Most of the data-mining and modeling work is done in your favorite stats-package (SPSS, SAS etc.), but in production use people have to re-implement whichever equation they came up with to produce their risk-scores. When I’m doing Data Mining work I often use different tools from different authors or vendors to get the job done, as not every single one tool can do everything that I need. For example, I have had a lot of success with predictive modeling using Support Vector Machines. Some newer algorithms I have implemented in Matlab myself. That means I spend a lot of time converting data back and forth between different software (e.g. indicating a missing value). I usually do this with some Perl-scripts I wrote, but the entire process is error prone, especially given that the final model then has to be codified in some other language (Java, C, C#/.Net or whatever) so it can be incorporated into the projects software. It takes a while to get it right, because more often than not an error is not obvious (read: I had bad experiences with subtle errors during black-box testing). The following is my check-list for debugging the process (probably not complete to catch everything):
- Do the results mean what you think they mean? What values for classification are good or bad? (big/small scores, or +1/-1 …)

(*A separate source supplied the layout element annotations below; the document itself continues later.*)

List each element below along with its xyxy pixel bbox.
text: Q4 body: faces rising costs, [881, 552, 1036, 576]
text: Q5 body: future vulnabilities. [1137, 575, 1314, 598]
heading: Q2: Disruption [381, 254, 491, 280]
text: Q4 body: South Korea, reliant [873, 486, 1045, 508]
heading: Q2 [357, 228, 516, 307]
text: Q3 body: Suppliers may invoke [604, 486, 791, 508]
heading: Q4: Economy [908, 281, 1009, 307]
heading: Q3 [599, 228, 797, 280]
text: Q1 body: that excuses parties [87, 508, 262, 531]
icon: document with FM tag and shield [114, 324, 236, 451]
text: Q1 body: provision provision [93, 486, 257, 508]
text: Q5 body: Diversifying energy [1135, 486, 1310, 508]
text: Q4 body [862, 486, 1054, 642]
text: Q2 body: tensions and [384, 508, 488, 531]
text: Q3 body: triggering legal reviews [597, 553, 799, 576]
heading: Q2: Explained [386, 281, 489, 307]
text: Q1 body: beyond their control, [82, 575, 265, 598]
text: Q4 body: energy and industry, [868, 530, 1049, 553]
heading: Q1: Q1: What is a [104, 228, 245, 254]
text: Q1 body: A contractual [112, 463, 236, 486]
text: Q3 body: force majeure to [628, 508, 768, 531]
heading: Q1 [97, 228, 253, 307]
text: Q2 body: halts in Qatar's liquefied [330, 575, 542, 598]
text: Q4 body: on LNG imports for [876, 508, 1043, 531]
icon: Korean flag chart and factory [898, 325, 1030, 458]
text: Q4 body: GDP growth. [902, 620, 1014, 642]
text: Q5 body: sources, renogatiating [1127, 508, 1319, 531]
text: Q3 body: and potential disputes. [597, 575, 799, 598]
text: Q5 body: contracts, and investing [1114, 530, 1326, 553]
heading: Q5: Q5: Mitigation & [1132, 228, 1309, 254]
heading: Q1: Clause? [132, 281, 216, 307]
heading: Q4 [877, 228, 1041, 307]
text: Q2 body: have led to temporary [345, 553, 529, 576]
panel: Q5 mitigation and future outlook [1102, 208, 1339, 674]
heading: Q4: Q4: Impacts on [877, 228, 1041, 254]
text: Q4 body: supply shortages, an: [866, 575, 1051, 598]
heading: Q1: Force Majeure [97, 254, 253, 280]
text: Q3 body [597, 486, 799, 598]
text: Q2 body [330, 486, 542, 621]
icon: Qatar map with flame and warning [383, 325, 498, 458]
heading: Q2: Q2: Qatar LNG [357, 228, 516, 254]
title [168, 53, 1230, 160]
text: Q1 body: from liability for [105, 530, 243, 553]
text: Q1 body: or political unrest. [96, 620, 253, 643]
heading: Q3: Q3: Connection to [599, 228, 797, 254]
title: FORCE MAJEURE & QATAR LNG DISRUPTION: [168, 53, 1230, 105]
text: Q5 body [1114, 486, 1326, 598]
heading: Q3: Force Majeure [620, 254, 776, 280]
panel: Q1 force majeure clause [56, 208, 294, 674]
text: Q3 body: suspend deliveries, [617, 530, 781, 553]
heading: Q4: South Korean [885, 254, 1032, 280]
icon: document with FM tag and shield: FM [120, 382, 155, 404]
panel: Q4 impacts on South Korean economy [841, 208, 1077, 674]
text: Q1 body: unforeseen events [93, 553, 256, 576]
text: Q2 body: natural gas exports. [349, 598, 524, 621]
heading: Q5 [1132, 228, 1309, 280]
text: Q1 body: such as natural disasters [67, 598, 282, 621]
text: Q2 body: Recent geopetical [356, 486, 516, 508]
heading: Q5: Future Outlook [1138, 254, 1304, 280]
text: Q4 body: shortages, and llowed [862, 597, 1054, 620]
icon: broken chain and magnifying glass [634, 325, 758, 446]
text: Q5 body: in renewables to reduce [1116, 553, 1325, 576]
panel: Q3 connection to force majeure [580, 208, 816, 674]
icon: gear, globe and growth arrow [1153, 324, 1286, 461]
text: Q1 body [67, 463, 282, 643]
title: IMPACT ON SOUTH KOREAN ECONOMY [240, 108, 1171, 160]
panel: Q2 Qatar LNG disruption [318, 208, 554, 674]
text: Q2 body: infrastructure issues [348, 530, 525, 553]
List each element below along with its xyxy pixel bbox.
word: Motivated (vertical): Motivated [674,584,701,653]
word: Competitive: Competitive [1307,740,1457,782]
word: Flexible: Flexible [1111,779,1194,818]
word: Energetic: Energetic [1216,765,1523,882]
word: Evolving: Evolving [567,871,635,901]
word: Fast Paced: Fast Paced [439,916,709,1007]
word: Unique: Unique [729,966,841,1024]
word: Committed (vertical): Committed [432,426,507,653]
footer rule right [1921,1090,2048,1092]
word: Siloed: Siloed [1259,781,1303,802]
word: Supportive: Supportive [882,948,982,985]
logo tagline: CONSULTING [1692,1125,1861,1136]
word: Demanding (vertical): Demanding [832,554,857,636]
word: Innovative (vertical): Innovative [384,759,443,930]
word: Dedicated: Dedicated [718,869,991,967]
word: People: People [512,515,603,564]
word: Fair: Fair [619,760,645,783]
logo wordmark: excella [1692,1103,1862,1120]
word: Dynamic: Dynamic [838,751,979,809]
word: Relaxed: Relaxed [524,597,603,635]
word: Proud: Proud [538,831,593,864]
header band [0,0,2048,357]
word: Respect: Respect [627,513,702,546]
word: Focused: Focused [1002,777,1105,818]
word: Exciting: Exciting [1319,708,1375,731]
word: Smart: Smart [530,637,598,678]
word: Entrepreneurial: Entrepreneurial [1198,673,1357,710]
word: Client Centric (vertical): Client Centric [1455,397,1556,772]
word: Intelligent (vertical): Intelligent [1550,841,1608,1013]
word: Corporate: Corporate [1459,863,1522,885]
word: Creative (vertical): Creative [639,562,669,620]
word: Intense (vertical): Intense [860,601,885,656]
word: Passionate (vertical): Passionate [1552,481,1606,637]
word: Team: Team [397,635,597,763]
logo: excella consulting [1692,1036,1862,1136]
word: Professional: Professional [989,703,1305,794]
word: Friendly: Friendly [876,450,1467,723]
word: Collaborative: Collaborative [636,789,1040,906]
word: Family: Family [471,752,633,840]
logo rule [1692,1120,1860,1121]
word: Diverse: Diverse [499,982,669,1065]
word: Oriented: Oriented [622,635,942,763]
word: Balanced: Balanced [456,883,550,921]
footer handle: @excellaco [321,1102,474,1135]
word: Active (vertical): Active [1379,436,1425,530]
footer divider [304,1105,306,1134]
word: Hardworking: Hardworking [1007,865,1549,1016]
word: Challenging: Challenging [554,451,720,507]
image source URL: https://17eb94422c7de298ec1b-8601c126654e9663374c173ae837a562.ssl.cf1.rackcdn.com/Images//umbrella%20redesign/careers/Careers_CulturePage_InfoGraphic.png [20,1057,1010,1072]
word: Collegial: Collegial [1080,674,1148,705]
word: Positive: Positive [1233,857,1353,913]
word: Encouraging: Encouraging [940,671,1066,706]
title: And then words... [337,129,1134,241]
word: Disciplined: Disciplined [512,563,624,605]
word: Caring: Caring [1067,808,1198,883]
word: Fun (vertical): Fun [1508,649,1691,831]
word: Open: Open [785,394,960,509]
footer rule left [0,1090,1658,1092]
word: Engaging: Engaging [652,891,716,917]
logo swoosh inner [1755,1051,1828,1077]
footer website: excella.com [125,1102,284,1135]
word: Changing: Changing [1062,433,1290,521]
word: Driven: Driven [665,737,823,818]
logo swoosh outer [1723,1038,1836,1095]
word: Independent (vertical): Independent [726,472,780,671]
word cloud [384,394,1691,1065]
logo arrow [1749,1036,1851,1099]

- Features: when exporting/importing the data, is the order of the features the same? Is the classification label in the right place? This is a lot of fun when you export stuff from SPSS/R/STATA to Matlab (which does not support named-columns in a matrix – better get all those indexes right)
- Where missing values treated the right way when building the model? There are many ways to deal with them, and you might have either case of MAR (“missing at random”), MCAR (“missing completely at random”), NMAR (“not missing at random”), non-response and imputation (single and multiple) etc.
- Did I deal with special values correctly? I’m not talking about the NULL value in the database, but “flag-values” such as 999 etc. to indicate a certain condition
- When exporting/importing data, are special values (e.g. missing, flag and categorical values) handled correctly? Every program encodes them differently, especially when you use comma separated text (csv)
- Is the scaling of the data the same? Are the scaled values of the new data larger/smaller than what the classifier was trained on? How are these cases handled?
- Are the algorithm parameters the same, e.g. a kernel-sigma in a support vector model?
- Is the new data from the same distribution? (When I hear “similar”, then it usually does not work in my experience 🙂 ) Check mean and variance for a start. Sometimes the difference can be subtle (e.g. a male-only model applied to females; this can work, depending on what was modeled). Was the data extracted the same way with the same SQL query? Was the query translated correctly into SQL? Was the result prepared the same way (recodes, scaling)?
- In my code I check for each attribute if it is within the range of my training set. If not, then it’s either a bug (scaling?) or the model can’t reliably predict for this case.
- Some simple test-cases, computed with your Stats-Package and your production code. I had a lot of success with White-Box tests in testing recode-tables etc.
As for the model evaluation I’ve read some reports in the past (not financial scorings, though) were testing was done on the training set. Obviously model quality should be assessed on a hold-out data set that has not been used for training or parameter tuning. Model quality in the machine learning community is still often evaluated using error-rate, but lately Area under the Receiver-Operator Characteristic has become popular (often abbreviated as AuROC, AUROC, AROC or ROC), which I found to be especially useful for imbalanced datasets. In Meteorology a lot of thought has been placed into the evaluation and comparison of the performance of different predictive models. Wilks Cost-Curves and Brier Skill-Scores look really interesting. In some models, although the predictor is trained on a dichotomous variable, is really predicting some risk over time – and should be evaluated using survival analysis (e.g. higher risk-scores should lead to sooner failure etc.). In survival analysis a different version of the AuROC is used called the concordance index. I’ll post some of my thoughts on all the evaluation scores some time in the future.